Some difficulty in study selection occurred due to a lack of trials that explicitly excluded the use of OCP and other hormonal or metabolism-altering drugs. The authors could only select studies if this was specifically excluded, and as such some studies may have been excluded for not providing such a statement. Similarly, at least one gold-standard RCT was excluded due to the use of non-normally distributed data and non-parametric tests. These data could have influenced findings if they could be synthesised for meta-analysis and thus had to be excluded.

Many of the outcomes were based on studies with serious limitations, including a high risk of selection bias, and small magnitude effect estimates. This limits the quality of the evidence, despite the directness and consistency of the evidence for most outcomes. As noted, the generalisability may also be limited by the high occurrence and selection bias, and particularly by study designs which allowed participant allocation based on preference rather than true randomisation.

Future research recommendations

Most studies featured moderate-intensity aerobic interventions, with less emphasis on resistance training in the literature, therefore different types of exercise intervention could not be compared. Current physical activity guidelines recommend that adults undertake activity to improve muscle strength on at least two days a week [63]. As such, a greater emphasis should be placed on the inclusion of resistance exercises in exercise interventions to identify additional benefits to cardiometabolic health in PCOS. Future consideration could also be given to tools for self-reporting physical activity, such as the Global Physical Activity Questionnaire, as well as interventional studies.

Conclusions

The results of the pooled data analysis indicated that moderate aerobic exercise interventions ≥3 months in duration, with a frequency of 3/week for at least 30-min-long sessions, may have favourable effects on various cardiometabolic risk factors including TC, fasting blood glucose, WC, WHR, SBP and CRP in women with PCOS. Additionally, we observed that if participants have TT and SHBG concentrations outside of normal ranges, this type of intervention could improve androgen profile in comparison to usual care.

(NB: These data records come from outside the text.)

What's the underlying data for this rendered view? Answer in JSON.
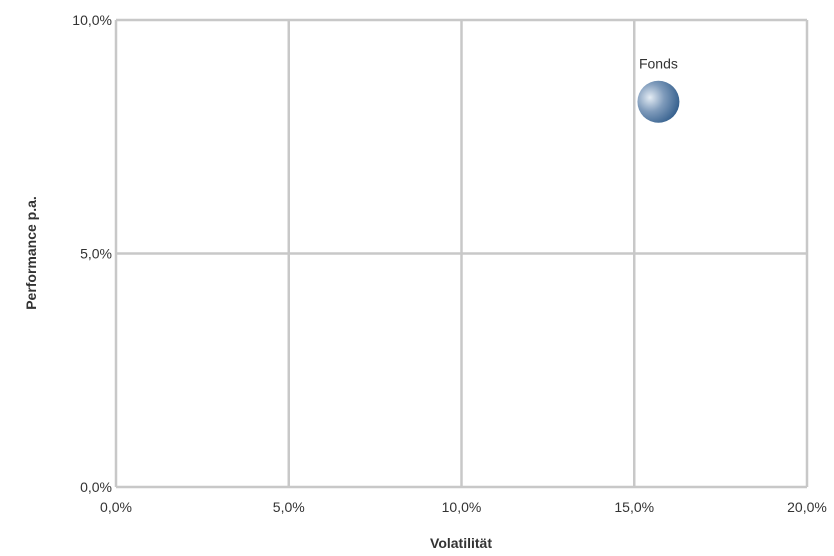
{
  "chart_data": {
    "type": "scatter",
    "xlabel": "Volatilität",
    "ylabel": "Performance p.a.",
    "xlim": [
      0,
      20
    ],
    "ylim": [
      0,
      10
    ],
    "x_ticks": [
      0,
      5,
      10,
      15,
      20
    ],
    "y_ticks": [
      0,
      5,
      10
    ],
    "x_tick_labels": [
      "0,0%",
      "5,0%",
      "10,0%",
      "15,0%",
      "20,0%"
    ],
    "y_tick_labels": [
      "0,0%",
      "5,0%",
      "10,0%"
    ],
    "grid": true,
    "points": [
      {
        "label": "Fonds",
        "x": 15.7,
        "y": 8.25,
        "color": "#2f5b8a"
      }
    ]
  },
  "colors": {
    "grid": "#c8c8c8",
    "axis_text": "#333333",
    "bubble_dark": "#2f5b8a",
    "bubble_light": "#e4ecf4"
  }
}
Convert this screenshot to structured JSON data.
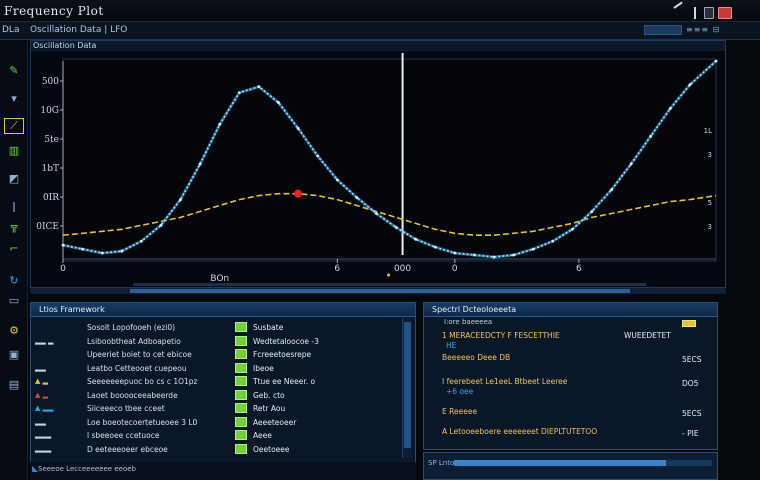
{
  "app": {
    "title": "Frequency Plot"
  },
  "toolbar": {
    "left_label": "DLa",
    "path": "Oscillation Data | LFO",
    "controls": "≡≡≡ ⊟"
  },
  "chart_panel": {
    "header": "Oscillation Data"
  },
  "chart_data": {
    "type": "line",
    "x_ticks": [
      "0",
      "6",
      "0",
      "6"
    ],
    "x_axis_label": "BOn",
    "marker_label": "000",
    "y_ticks": [
      "500",
      "10G",
      "5te",
      "1bT",
      "0IR",
      "0ICE"
    ],
    "x": [
      0,
      0.03,
      0.06,
      0.09,
      0.12,
      0.15,
      0.18,
      0.21,
      0.24,
      0.27,
      0.3,
      0.33,
      0.36,
      0.39,
      0.42,
      0.45,
      0.48,
      0.51,
      0.54,
      0.57,
      0.6,
      0.63,
      0.66,
      0.69,
      0.72,
      0.75,
      0.78,
      0.81,
      0.84,
      0.87,
      0.9,
      0.93,
      0.96,
      1.0
    ],
    "series": [
      {
        "values": [
          0.07,
          0.05,
          0.03,
          0.04,
          0.09,
          0.17,
          0.3,
          0.48,
          0.68,
          0.84,
          0.87,
          0.79,
          0.66,
          0.52,
          0.4,
          0.31,
          0.23,
          0.16,
          0.1,
          0.06,
          0.03,
          0.02,
          0.01,
          0.02,
          0.05,
          0.09,
          0.15,
          0.24,
          0.35,
          0.48,
          0.62,
          0.76,
          0.88,
          1.0
        ]
      },
      {
        "values": [
          0.12,
          0.13,
          0.14,
          0.15,
          0.17,
          0.19,
          0.21,
          0.24,
          0.27,
          0.3,
          0.32,
          0.33,
          0.33,
          0.32,
          0.3,
          0.27,
          0.24,
          0.21,
          0.18,
          0.15,
          0.13,
          0.12,
          0.12,
          0.13,
          0.14,
          0.16,
          0.18,
          0.21,
          0.23,
          0.25,
          0.27,
          0.29,
          0.3,
          0.32
        ]
      }
    ],
    "colors": {
      "curve": "#2ea6e6",
      "curve_glow": "#9fe2ff",
      "trend": "#e8c32a",
      "marker": "#ff1c1c",
      "cursor": "#e7eef7"
    },
    "cursor_x": 0.52,
    "marker_x": 0.36,
    "right_axis_ticks": [
      "1L",
      "3",
      "",
      "5",
      "3"
    ]
  },
  "left_panel": {
    "title": "Ltios Framework",
    "rows": [
      {
        "label": "Sosolt Lopofooeh (ezi0)",
        "value": "Susbate",
        "mark": ""
      },
      {
        "label": "Lsiboobtheat Adboapetio",
        "value": "Wedtetaloocoe -3",
        "mark": ""
      },
      {
        "label": "Upeeriet boiet to cet ebicoe",
        "value": "Fcreeetoesrepe",
        "mark": ""
      },
      {
        "label": "Leatbo Cetteooet cuepeou",
        "value": "Ibeoe",
        "mark": ""
      },
      {
        "label": "Seeeeeeepuoc bo cs c 1O1pz",
        "value": "Ttue ee Neeer. o",
        "mark": ""
      },
      {
        "label": "Laoet booooceeabeerde",
        "value": "Geb. cto",
        "mark": ""
      },
      {
        "label": "Siiceeeco tbee cceet",
        "value": "Retr Aou",
        "mark": ""
      },
      {
        "label": "Loe boeotecoertetueoee 3 L0",
        "value": "Aeeeteoeer",
        "mark": ""
      },
      {
        "label": "l sbeeoee ccetuoce",
        "value": "Aeee",
        "mark": ""
      },
      {
        "label": "D eeteeeoeer ebceoe",
        "value": "Oeetoeee",
        "mark": ""
      }
    ],
    "footer": "Seeeoe Lecceeeeeee eeoeb"
  },
  "right_panel": {
    "title": "Spectrl Dcteoloeeeta",
    "subtitle": "I:ore baeeeea",
    "rows": [
      {
        "main": "1 MERACEEDCTY  F  FESCETTHIE",
        "side": "WUEEDETET",
        "sub": "HE    ",
        "val": ""
      },
      {
        "main": "Beeeeeo Deee  DB",
        "side": "",
        "sub": "",
        "val": "5ECS"
      },
      {
        "main": "I feerebeet  Le1eeL  Btbeet Leeree",
        "side": "",
        "sub": "+6  oee",
        "val": "DO5"
      },
      {
        "main": "E Reeeee",
        "side": "",
        "sub": "",
        "val": "5ECS"
      },
      {
        "main": "A  Letooeeboere  eeeeeeet  DIEPLTUTETOO",
        "side": "",
        "sub": "",
        "val": "- PIE"
      }
    ],
    "footer_label": "SP Lnto",
    "footer_progress": 0.82,
    "badge": "—"
  }
}
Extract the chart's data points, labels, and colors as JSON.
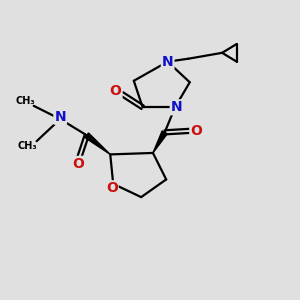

As indicated by our analysis of the quality of the evidence, various outcomes were judged to be of a moderate quality, with statistically significant, precise effect estimates. Nonetheless, results should be interpreted with caution due to the presence of serious methodological limitations including a lack of gold-standard RCTs and a high risk of selection bias.

We conducted a thorough search of nine databases from inception to present but were only able to find three eligible studies that isolated the effects of exercise alone versus usual care that explicitly excluded the use of OCP and other hormonal or metabolism-altering drugs. Only one of these was a gold-standard RCT, albeit judged to have an unclear risk of selection bias due to unclear randomisation or allocation procedures. This review highlights the limitations of the available literature. More gold-standard RCTs that can make direct comparisons between treatment options for PCOS, including exercise, pharmacological, behavioural and dietary interventions could provide greater precision for future recommendations of treatment options, including the efficacy of exercise in comparison to other treatments. However, the authors acknowledge that this may have limited applicability to the general population; often, patients with PCOS may undertake combined interventions to get the best results, and studies designed in this manner may provide greater applicability in that regard.